Les tirs mortels de Minneapolis et la fronde du Sénat
Le blocage de la nomination n’est pas le fait du hasard. Le sénateur Rand Paul, républicain du Kentucky et président de la commission de la Sécurité intérieure et des Affaires gouvernementales du Sénat, a mené l’opposition. Il exigeait des réponses précises sur une enquête interne concernant les tirs de l’ICE et des gardes-frontières qui ont coûté la vie à deux citoyens américains, Renee Good et Alex Pretti, tués lors de manifestations distinctes à Minneapolis en janvier.

Je n’ai pas de problème avec l’identité du candidat. Je leur avais demandé de me donner le point sur l’enquête interne concernant les décès civils. Et j’attends toujours. Sen. Rand Paul, R-Ky., président de la commission de la Sécurité intérieure et des Affaires gouvernementales du Sénat
L’interrogation de M. Paul a fini par paralyser le processus. Le dirigeant de la commission a appris le retrait de la candidature directement par l’annonce publique de la Maison-Blanche, sans consultation préalable.
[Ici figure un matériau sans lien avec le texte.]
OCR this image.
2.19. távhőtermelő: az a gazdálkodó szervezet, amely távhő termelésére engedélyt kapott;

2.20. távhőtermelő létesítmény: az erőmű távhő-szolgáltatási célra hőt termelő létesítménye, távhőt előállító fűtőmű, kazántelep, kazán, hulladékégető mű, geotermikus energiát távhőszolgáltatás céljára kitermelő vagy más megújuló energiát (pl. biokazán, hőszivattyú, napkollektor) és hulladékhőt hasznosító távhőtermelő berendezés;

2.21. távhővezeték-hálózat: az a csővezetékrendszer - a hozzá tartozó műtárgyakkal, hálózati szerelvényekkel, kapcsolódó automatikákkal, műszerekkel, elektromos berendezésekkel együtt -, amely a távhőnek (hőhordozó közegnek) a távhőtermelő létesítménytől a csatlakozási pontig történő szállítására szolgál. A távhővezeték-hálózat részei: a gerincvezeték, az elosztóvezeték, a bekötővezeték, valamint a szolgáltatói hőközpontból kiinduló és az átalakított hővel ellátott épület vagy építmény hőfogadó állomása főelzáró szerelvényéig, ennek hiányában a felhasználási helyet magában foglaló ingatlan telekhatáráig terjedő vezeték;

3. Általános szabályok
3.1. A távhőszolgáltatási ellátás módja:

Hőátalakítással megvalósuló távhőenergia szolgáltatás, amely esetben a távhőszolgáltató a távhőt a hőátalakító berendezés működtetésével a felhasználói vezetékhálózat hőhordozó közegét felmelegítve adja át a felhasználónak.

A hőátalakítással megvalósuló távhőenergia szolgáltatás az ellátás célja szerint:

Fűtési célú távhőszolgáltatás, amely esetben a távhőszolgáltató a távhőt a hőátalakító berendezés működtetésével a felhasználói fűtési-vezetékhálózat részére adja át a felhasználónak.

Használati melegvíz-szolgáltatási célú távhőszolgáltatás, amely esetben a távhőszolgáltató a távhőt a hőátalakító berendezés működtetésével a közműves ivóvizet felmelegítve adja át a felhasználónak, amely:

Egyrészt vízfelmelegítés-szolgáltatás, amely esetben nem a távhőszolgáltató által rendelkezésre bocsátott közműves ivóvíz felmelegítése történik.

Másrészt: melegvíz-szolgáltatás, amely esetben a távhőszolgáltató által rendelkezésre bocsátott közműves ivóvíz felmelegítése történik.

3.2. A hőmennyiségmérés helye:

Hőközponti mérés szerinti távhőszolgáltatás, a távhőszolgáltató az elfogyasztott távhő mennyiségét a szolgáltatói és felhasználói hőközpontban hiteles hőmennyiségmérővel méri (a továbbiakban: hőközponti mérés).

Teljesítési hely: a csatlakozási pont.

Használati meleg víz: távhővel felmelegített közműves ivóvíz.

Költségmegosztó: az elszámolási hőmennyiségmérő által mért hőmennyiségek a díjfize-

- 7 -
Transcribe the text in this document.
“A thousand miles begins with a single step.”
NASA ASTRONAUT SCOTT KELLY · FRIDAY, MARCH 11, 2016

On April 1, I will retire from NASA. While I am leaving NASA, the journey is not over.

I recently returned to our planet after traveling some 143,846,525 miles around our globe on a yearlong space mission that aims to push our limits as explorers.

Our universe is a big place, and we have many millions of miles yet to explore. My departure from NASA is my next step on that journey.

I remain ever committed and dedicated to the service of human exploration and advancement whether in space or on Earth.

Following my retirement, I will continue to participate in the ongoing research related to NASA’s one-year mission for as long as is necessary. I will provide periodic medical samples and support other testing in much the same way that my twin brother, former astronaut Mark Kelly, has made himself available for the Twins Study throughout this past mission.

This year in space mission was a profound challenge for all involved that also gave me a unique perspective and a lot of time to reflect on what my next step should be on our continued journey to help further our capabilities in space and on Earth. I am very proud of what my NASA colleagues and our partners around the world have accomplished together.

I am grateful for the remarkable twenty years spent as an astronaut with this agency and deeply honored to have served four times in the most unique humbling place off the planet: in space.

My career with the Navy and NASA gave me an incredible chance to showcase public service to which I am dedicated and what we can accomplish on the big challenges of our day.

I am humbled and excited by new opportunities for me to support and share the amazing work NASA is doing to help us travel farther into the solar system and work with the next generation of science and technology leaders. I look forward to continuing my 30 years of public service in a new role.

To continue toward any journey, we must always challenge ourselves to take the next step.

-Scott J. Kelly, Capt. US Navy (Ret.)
L’intérim de David Venturella et la pression sur les expulsions
En attendant qu’un nouveau nom soit proposé, la direction de l’agence reste assurée par David Venturella, ancien dirigeant d’une société carcérale privée qui avait repris les rênes après le départ de Todd Lyons en avril dernier. L’agence n’a plus connu de directeur validé par les sénateurs depuis l’administration Obama, l’organisme fonctionnant exclusivement sous des directions intérimaires successives.

Cette reculade constitue un revers politique pour l’exécutif au moment où les arrestations atteignent des sommets, frôlant les 51 000 en août, soit le chiffre mensuel le plus élevé depuis le début du second mandat de Donald Trump. La stratégie sécuritaire suscite également des divisions au sein même de la majorité. La représentante républicaine de Floride Maria Elvira Salazar a ainsi exprimé publiquement ses réserves dans une publicité télévisée diffusée jeudi, avertissant que l’intensification des expulsions aliénait une partie de l’électorat hispanique.